Princess Pingyang maintained a close relationship with her brother Emperor Wu, and he often visited her at her estate. She was instrumental in the union between Emperor Wu and Wei Zifu, who would eventually become his second empress. Wei Zifu was working as a singer/dancer at the princess' estate, when Emperor Wu took a liking to her and brought her back to his palace as a concubine. Wei Zifu's half-brother Wei Qing, who was also working in Princess Pingyang's estate as a stableboy, was sent along to serve the palace as a royal guard horsekeeper.
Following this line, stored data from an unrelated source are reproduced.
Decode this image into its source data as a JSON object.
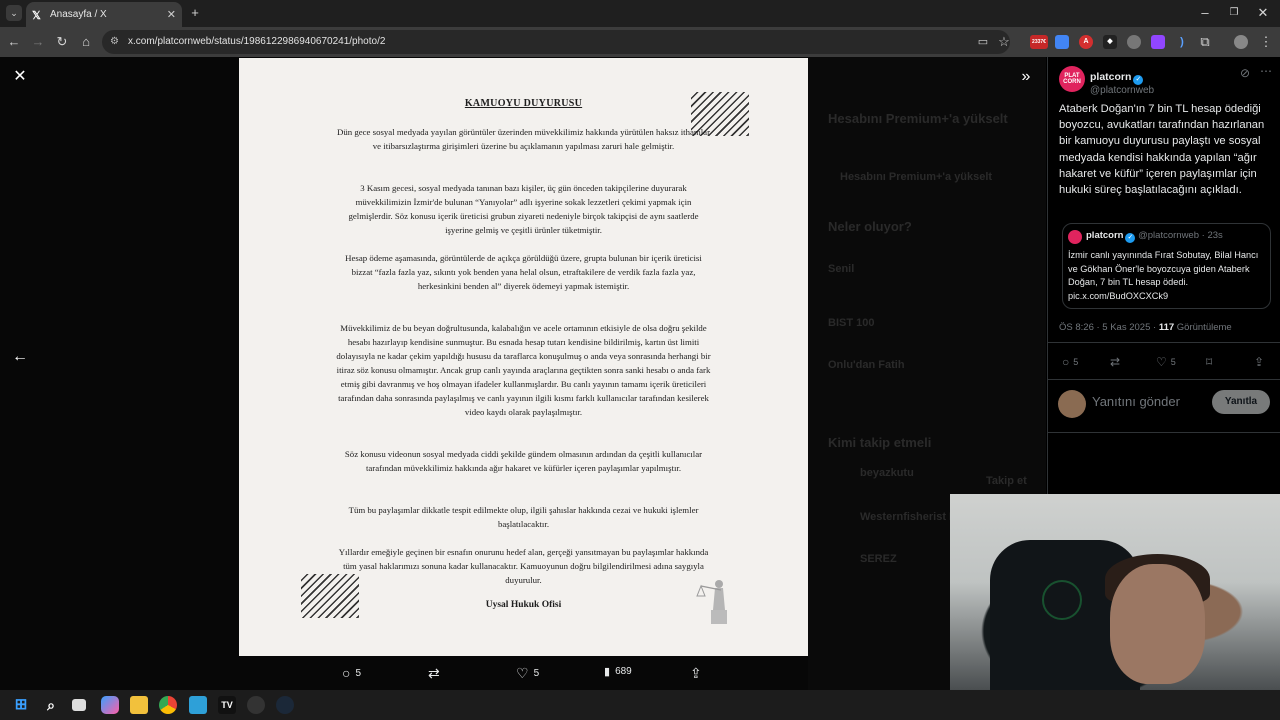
{
  "browser": {
    "tab_title": "Anasayfa / X",
    "url": "x.com/platcornweb/status/1986122986940670241/photo/2",
    "extension_badge": "2337€"
  },
  "document": {
    "title": "KAMUOYU DUYURUSU",
    "paragraphs": [
      "Dün gece sosyal medyada yayılan görüntüler üzerinden müvekkilimiz hakkında yürütülen haksız ithamlar ve itibarsızlaştırma girişimleri üzerine bu açıklamanın yapılması zaruri hale gelmiştir.",
      "3 Kasım gecesi, sosyal medyada tanınan bazı kişiler, üç gün önceden takipçilerine duyurarak müvekkilimizin İzmir'de bulunan “Yanıyolar” adlı işyerine sokak lezzetleri çekimi yapmak için gelmişlerdir. Söz konusu içerik üreticisi grubun ziyareti nedeniyle birçok takipçisi de aynı saatlerde işyerine gelmiş ve çeşitli ürünler tüketmiştir.",
      "Hesap ödeme aşamasında, görüntülerde de açıkça görüldüğü üzere, grupta bulunan bir içerik üreticisi bizzat “fazla fazla yaz, sıkıntı yok benden yana helal olsun, etraftakilere de verdik fazla fazla yaz, herkesinkini benden al” diyerek ödemeyi yapmak istemiştir.",
      "Müvekkilimiz de bu beyan doğrultusunda, kalabalığın ve acele ortamının etkisiyle de olsa doğru şekilde hesabı hazırlayıp kendisine sunmuştur. Bu esnada hesap tutarı kendisine bildirilmiş, kartın üst limiti dolayısıyla ne kadar çekim yapıldığı hususu da taraflarca konuşulmuş o anda veya sonrasında herhangi bir itiraz söz konusu olmamıştır. Ancak grup canlı yayında araçlarına geçtikten sonra sanki hesabı o anda fark etmiş gibi davranmış ve hoş olmayan ifadeler kullanmışlardır. Bu canlı yayının tamamı içerik üreticileri tarafından daha sonrasında paylaşılmış ve canlı yayının ilgili kısmı farklı kullanıcılar tarafından kesilerek video kaydı olarak paylaşılmıştır.",
      "Söz konusu videonun sosyal medyada ciddi şekilde gündem olmasının ardından da çeşitli kullanıcılar tarafından müvekkilimiz hakkında ağır hakaret ve küfürler içeren paylaşımlar yapılmıştır.",
      "Tüm bu paylaşımlar dikkatle tespit edilmekte olup, ilgili şahıslar hakkında cezai ve hukuki işlemler başlatılacaktır.",
      "Yıllardır emeğiyle geçinen bir esnafın onurunu hedef alan, gerçeği yansıtmayan bu paylaşımlar hakkında tüm yasal haklarımızı sonuna kadar kullanacaktır. Kamuoyunun doğru bilgilendirilmesi adına saygıyla duyurulur."
    ],
    "signature": "Uysal Hukuk Ofisi"
  },
  "viewer_actions": {
    "replies": "5",
    "retweets": "",
    "likes": "5",
    "views": "689"
  },
  "tweet": {
    "avatar_text": "PLAT CORN",
    "name": "platcorn",
    "handle": "@platcornweb",
    "text": "Ataberk Doğan'ın 7 bin TL hesap ödediği boyozcu, avukatları tarafından hazırlanan bir kamuoyu duyurusu paylaştı ve sosyal medyada kendisi hakkında yapılan “ağır hakaret ve küfür” içeren paylaşımlar için hukuki süreç başlatılacağını açıkladı.",
    "quote": {
      "name": "platcorn",
      "handle": "@platcornweb",
      "time": "· 23s",
      "text": "İzmir canlı yayınında Fırat Sobutay, Bilal Hancı ve Gökhan Öner'le boyozcuya giden Ataberk Doğan, 7 bin TL hesap ödedi. pic.x.com/BudOXCXCk9"
    },
    "time": "ÖS 8:26 · 5 Kas 2025 · ",
    "views": "117",
    "views_label": " Görüntüleme",
    "replies": "5",
    "likes": "5",
    "reply_placeholder": "Yanıtını gönder",
    "reply_button": "Yanıtla"
  },
  "background_sidebar": {
    "premium_title": "Hesabını Premium+'a yükselt",
    "premium_button": "Hesabını Premium+'a yükselt",
    "whats_happening": "Neler oluyor?",
    "trend1": "Senil",
    "trend2": "BIST 100",
    "trend3": "Onlu'dan Fatih",
    "who_to_follow": "Kimi takip etmeli",
    "follow1": "beyazkutu",
    "follow2": "Westernfisherist Ltd",
    "follow3": "SEREZ",
    "follow_button": "Takip et"
  },
  "colors": {
    "accent": "#1d9bf0",
    "background": "#000000",
    "muted": "#71767b",
    "border": "#2f3336"
  }
}
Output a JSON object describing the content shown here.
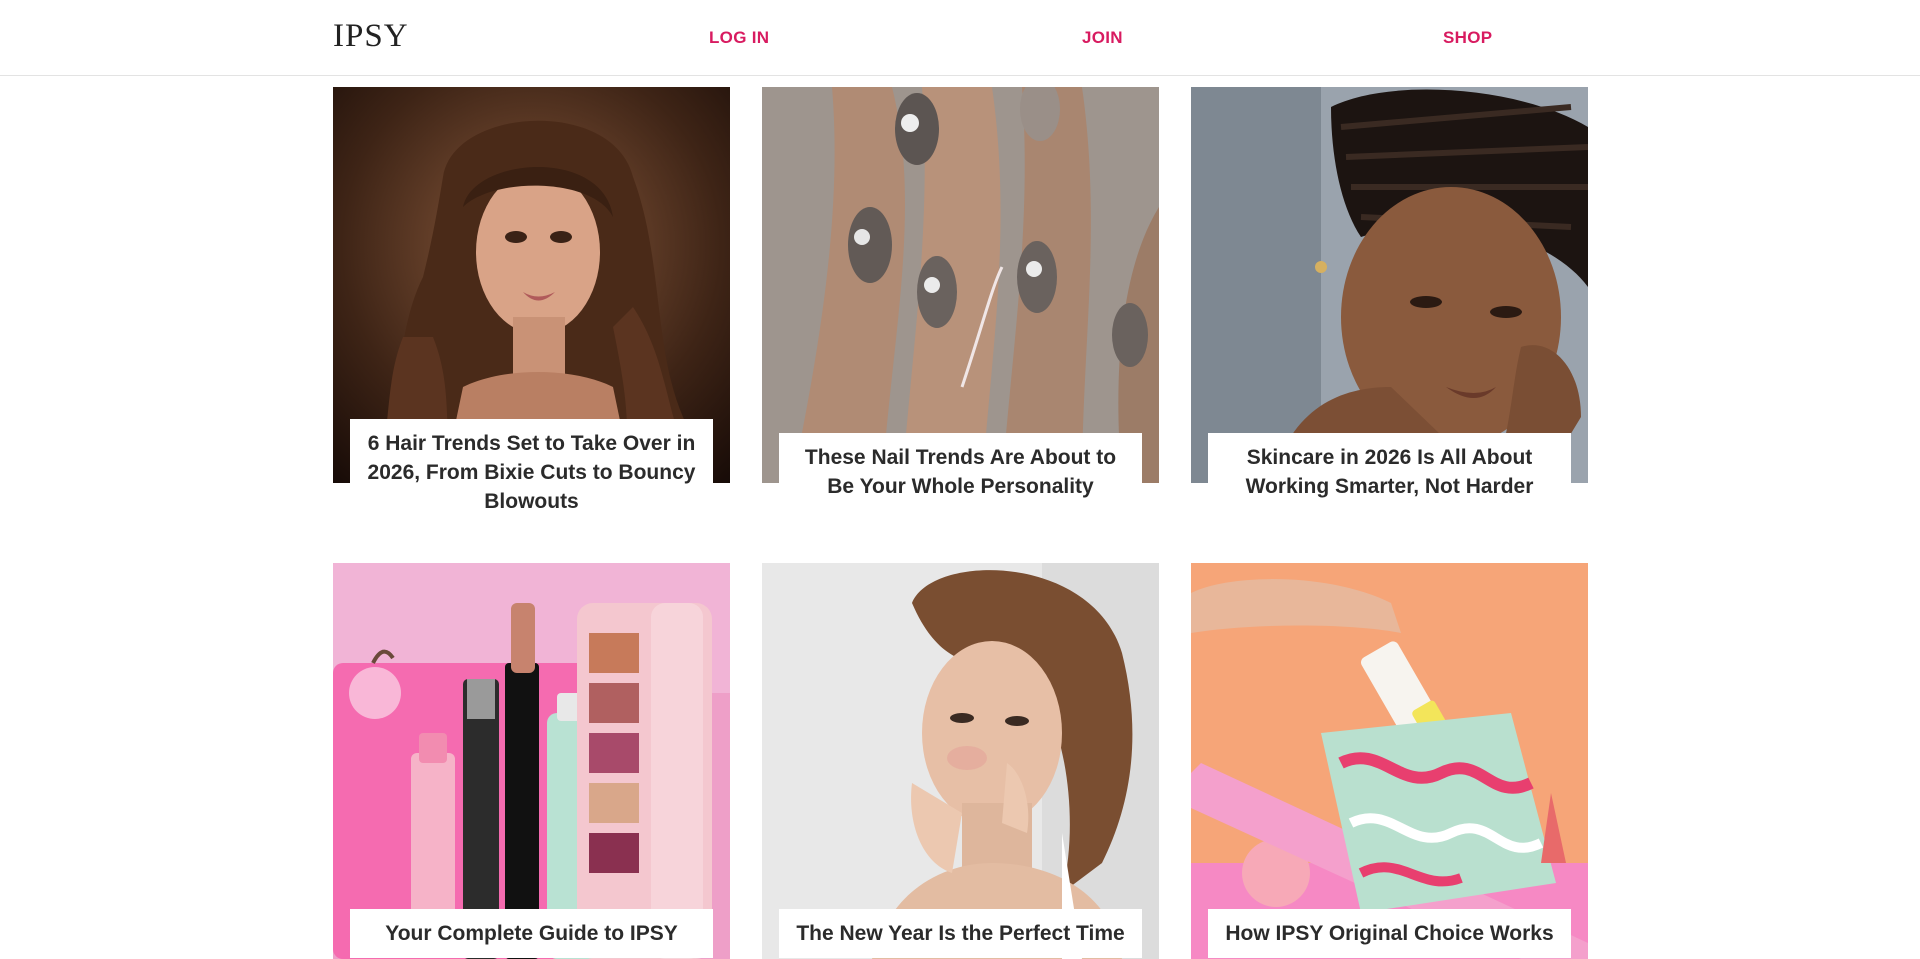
{
  "header": {
    "logo": "IPSY",
    "nav": {
      "login": "LOG IN",
      "join": "JOIN",
      "shop": "SHOP"
    }
  },
  "articles": [
    {
      "title": "6 Hair Trends Set to Take Over in 2026, From Bixie Cuts to Bouncy Blowouts"
    },
    {
      "title": "These Nail Trends Are About to Be Your Whole Personality"
    },
    {
      "title": "Skincare in 2026 Is All About Working Smarter, Not Harder"
    },
    {
      "title": "Your Complete Guide to IPSY"
    },
    {
      "title": "The New Year Is the Perfect Time"
    },
    {
      "title": "How IPSY Original Choice Works"
    }
  ],
  "colors": {
    "accent": "#d81b60",
    "text": "#2b2b2b",
    "divider": "#e3e3e3"
  }
}
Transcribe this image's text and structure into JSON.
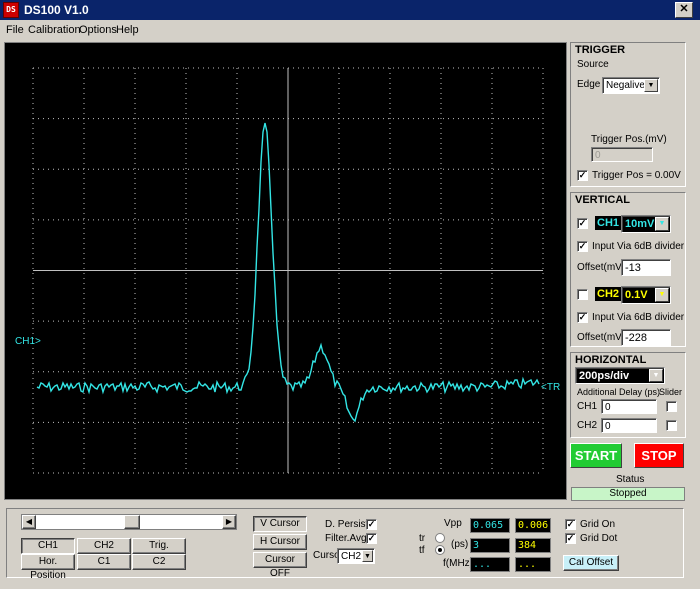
{
  "window": {
    "title": "DS100 V1.0",
    "icon_text": "DS",
    "close_label": "✕"
  },
  "menu": [
    "File",
    "Calibration",
    "Options",
    "Help"
  ],
  "scope": {
    "ch1_marker": "CH1>",
    "trigger_marker": "<TR",
    "trace_color": "#33e5e5",
    "grid_color": "#c0c0c0"
  },
  "trigger": {
    "title": "TRIGGER",
    "source_label": "Source",
    "edge_label": "Edge",
    "edge_value": "Negalive",
    "pos_label": "Trigger Pos.(mV)",
    "pos_value": "0",
    "pos_zero_label": "Trigger Pos = 0.00V",
    "pos_zero_checked": "✓"
  },
  "vertical": {
    "title": "VERTICAL",
    "ch1": {
      "name": "CH1",
      "scale": "10mV",
      "enabled": "✓",
      "divider_label": "Input Via 6dB divider",
      "divider_checked": "✓",
      "offset_label": "Offset(mV)",
      "offset_value": "-13",
      "color": "#33e5e5"
    },
    "ch2": {
      "name": "CH2",
      "scale": "0.1V",
      "enabled": "",
      "divider_label": "Input Via 6dB divider",
      "divider_checked": "✓",
      "offset_label": "Offset(mV)",
      "offset_value": "-228",
      "color": "#ffff00"
    }
  },
  "horizontal": {
    "title": "HORIZONTAL",
    "timebase": "200ps/div",
    "delay_label": "Additional Delay (ps)",
    "slider_label": "Slider",
    "ch1_label": "CH1",
    "ch1_value": "0",
    "ch2_label": "CH2",
    "ch2_value": "0"
  },
  "controls": {
    "start_label": "START",
    "stop_label": "STOP",
    "status_label": "Status",
    "status_value": "Stopped"
  },
  "bottom": {
    "position_buttons": [
      "CH1 Position",
      "CH2 Position",
      "Trig. Position",
      "Hor. Position",
      "C1",
      "C2"
    ],
    "v_cursor": "V Cursor",
    "h_cursor": "H Cursor",
    "cursor_off": "Cursor OFF",
    "d_persist": "D. Persist",
    "filter_avg": "Filter.Avg",
    "cursor_label": "Cursor",
    "cursor_value": "CH2",
    "vpp_label": "Vpp",
    "vpp_ch1": "0.065",
    "vpp_ch2": "0.006",
    "tr_label": "tr",
    "tf_label": "tf",
    "ps_label": "(ps)",
    "ps_ch1": "3",
    "ps_ch2": "384",
    "fmhz_label": "f(MHz)",
    "fmhz_ch1": "...",
    "fmhz_ch2": "...",
    "grid_on": "Grid On",
    "grid_dot": "Grid Dot",
    "cal_offset": "Cal Offset",
    "check_mark": "✓"
  }
}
He would later be promoted by Emperor Wu and achieve great military success in the war effort against Xiongnu.

After Cao Shi died in 131 BC, widowed Princess Pingyang remarried to Xiahou Po, the Marquis of Ruyin. After Xiahou Po committed suicide in 115 BC for adultery with his father's maid, she considered remarrying again, and her advisors suggested Wei Qing as a suitor. She initially hesitated because Wei Qing was her former servant, but agreed after being reminded that Wei Qing had already become a high-ranking marquis. After expressing her wishes through Empress Wei, Princess Pingyang married Wei Qing with the blessing from Emperor Wu, and remained his spouse for the remainder of their lives.